"Buyer personas are fictional, generalized representations of your ideal customers. Personas help us all -- in marketing, sales, product, and services -- internalize the ideal customer we're trying to attract, and relate to our customers as real humans. Having a deep understanding of your buyer persona(s) is critical to driving content creation, product development, sales follow up, and really anything that relates to customer acquisition and retention." -- Pamela Vaughan, HubSpot
While traditional advertising focused on outbound methods like radio, television, and billboards, it also utilized an outdated concept--target markets. Typically a target market represented people grouped by demographic characteristics like income, location, race, and gender. Because the marketing channels were broad by nature, so were the target markets.
Today we know this is an inefficient and expensive way to reach our ideal customers. All thirty to forty year-old middle income women in Columbus, Ohio are not the same. And as a result their needs, challenges, and buying habits aren't the same either. Personas solve for that problem so marketers can better reach the ideal customers for their clients without the needless expense and effort of marketing to people who are not interested in the given brand.
A persona is more specific, a narrow vertical that is clearly defined and understood. Instead of the previous broad example, a persona might be something like this:
Suzy Soccer mom is a thirty-five year-old working mother who lives in Powell, a suburb of Columbus, Ohio. She works in Human Resources at a local hospital and spends most of her free time running her three children to sports practices, games, and school events. She often feels overworked, underpaid, and under-appreciated. Her biggest challenge is finding the time and energy to keep up with all the commitments for her busy family.

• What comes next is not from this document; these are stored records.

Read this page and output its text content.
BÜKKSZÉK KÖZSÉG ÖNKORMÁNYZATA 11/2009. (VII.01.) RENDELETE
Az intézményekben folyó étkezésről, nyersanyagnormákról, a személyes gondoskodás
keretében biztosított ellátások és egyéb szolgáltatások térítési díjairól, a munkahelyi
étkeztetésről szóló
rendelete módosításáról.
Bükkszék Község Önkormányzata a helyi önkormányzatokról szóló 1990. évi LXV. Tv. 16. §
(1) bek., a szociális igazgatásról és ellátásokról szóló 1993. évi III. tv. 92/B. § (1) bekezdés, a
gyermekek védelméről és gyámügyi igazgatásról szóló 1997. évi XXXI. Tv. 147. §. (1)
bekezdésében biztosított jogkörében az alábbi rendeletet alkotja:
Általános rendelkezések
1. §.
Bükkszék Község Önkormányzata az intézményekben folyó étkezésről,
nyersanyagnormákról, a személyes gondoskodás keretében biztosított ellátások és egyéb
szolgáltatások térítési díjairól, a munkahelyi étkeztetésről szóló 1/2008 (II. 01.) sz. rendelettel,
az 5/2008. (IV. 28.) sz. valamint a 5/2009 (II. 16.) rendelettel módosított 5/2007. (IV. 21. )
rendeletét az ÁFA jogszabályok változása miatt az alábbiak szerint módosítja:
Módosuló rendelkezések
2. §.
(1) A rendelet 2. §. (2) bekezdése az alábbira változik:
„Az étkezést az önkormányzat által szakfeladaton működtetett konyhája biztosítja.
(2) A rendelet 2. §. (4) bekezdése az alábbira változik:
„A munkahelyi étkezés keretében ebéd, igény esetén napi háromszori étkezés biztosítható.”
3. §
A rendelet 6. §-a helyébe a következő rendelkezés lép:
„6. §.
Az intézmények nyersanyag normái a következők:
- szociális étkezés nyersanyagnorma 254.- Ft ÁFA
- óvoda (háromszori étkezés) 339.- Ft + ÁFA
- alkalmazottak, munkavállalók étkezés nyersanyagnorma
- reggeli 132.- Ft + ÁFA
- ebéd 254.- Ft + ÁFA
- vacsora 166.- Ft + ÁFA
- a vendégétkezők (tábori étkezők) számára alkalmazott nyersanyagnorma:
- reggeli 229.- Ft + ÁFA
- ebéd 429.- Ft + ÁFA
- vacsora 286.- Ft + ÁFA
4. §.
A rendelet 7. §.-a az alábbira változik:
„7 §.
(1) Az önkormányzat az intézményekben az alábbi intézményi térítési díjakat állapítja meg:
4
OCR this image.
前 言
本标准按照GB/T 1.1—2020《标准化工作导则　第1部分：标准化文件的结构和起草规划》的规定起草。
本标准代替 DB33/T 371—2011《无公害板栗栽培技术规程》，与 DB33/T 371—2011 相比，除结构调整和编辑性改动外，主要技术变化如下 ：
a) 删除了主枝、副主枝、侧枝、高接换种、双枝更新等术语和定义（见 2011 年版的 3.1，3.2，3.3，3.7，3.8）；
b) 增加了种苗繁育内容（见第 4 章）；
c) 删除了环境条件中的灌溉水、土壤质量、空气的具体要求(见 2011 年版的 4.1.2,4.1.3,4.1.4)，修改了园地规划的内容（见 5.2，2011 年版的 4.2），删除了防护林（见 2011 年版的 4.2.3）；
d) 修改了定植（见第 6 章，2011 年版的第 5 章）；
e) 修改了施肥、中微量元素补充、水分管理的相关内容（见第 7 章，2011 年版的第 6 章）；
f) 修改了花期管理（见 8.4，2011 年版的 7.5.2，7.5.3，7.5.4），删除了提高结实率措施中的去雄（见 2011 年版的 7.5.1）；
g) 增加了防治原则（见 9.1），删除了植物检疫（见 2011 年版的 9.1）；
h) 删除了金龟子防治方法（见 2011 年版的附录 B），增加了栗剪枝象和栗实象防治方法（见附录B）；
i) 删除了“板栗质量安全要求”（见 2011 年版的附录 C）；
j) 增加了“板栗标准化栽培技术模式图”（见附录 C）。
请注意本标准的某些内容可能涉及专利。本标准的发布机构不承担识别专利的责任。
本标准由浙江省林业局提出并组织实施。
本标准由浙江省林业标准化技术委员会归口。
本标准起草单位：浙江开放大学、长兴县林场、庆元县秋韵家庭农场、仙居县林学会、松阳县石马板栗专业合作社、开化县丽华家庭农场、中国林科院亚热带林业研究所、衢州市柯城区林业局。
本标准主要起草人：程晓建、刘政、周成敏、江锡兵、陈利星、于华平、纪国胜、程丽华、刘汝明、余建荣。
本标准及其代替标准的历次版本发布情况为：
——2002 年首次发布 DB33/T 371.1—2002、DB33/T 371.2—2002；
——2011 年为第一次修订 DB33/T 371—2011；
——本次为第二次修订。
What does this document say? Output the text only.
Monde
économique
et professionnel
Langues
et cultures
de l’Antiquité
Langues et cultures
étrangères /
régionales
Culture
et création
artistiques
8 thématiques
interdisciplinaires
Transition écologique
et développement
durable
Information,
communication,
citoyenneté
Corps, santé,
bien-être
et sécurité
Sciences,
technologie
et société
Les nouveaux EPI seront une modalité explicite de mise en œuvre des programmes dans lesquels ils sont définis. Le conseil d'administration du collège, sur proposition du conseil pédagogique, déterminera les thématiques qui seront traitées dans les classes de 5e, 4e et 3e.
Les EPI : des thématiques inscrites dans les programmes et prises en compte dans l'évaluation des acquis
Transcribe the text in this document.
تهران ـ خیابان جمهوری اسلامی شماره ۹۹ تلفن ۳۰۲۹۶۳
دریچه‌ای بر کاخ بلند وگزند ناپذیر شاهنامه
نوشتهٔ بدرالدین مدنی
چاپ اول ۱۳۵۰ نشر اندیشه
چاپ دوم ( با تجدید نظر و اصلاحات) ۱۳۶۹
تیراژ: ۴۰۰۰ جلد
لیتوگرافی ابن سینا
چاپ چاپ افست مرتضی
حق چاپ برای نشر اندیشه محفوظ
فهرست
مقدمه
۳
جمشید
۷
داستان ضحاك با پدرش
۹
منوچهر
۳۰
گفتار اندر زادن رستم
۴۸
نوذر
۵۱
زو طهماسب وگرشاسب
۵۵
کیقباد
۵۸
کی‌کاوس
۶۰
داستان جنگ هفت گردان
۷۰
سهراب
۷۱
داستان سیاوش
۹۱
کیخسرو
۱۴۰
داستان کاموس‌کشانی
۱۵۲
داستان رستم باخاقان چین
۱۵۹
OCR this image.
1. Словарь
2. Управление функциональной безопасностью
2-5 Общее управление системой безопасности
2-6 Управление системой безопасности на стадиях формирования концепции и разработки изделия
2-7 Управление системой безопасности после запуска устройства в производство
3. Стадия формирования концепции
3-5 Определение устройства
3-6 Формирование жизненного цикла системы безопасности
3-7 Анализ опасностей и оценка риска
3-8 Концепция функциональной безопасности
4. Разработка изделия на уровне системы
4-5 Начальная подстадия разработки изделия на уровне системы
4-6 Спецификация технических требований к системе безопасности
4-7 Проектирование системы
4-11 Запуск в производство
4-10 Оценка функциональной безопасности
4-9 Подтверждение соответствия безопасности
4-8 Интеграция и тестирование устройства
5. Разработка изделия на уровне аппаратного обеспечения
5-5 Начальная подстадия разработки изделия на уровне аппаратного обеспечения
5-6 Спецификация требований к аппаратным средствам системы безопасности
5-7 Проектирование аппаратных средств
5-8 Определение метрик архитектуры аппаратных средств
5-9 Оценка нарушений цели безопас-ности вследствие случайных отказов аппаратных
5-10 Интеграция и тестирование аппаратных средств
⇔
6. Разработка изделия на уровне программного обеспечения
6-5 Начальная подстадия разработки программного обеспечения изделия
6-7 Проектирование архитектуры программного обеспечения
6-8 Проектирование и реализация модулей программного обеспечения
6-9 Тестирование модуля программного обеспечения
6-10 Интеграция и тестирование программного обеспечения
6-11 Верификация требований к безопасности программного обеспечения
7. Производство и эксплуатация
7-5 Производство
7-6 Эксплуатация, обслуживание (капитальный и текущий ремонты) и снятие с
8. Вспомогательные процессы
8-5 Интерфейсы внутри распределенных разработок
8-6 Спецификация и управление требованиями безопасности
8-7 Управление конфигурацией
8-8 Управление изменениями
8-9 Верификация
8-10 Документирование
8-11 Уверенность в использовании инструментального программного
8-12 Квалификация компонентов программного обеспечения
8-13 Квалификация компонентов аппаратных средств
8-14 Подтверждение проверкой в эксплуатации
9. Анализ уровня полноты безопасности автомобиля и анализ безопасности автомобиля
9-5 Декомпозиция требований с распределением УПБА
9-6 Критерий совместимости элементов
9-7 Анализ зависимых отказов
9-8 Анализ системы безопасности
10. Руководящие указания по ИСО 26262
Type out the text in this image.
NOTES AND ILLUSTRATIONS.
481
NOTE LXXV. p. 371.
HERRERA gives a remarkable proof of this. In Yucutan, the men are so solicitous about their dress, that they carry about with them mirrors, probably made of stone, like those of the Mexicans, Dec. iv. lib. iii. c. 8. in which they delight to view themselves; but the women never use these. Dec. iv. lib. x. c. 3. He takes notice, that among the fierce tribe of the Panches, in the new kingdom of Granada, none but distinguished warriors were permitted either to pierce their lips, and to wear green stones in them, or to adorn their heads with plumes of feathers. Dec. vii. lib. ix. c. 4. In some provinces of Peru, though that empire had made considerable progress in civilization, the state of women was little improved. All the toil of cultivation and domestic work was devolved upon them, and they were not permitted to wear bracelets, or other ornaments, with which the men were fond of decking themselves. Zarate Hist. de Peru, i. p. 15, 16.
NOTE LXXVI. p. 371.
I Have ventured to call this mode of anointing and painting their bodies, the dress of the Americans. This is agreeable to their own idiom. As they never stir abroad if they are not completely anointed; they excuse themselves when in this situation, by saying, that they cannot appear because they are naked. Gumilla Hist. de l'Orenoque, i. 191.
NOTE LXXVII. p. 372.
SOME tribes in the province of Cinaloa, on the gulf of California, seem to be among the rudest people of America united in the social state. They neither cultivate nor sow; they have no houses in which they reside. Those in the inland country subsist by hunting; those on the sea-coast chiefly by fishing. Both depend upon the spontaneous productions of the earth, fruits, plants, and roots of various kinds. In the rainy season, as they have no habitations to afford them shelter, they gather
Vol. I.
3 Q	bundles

Do you see the difference? Marketing to Suzy can be tightly targeted, and done well, even helpful. Marketing to the middle-aged middle-income target market could easily be a hit or miss because we simply don't know enough to do an adequate job.
Taking the time to properly research and understand your buyer personas is the key foundation of any successful marketing initiative whether it be a marketing plan, campaign, or even a single piece of marketing.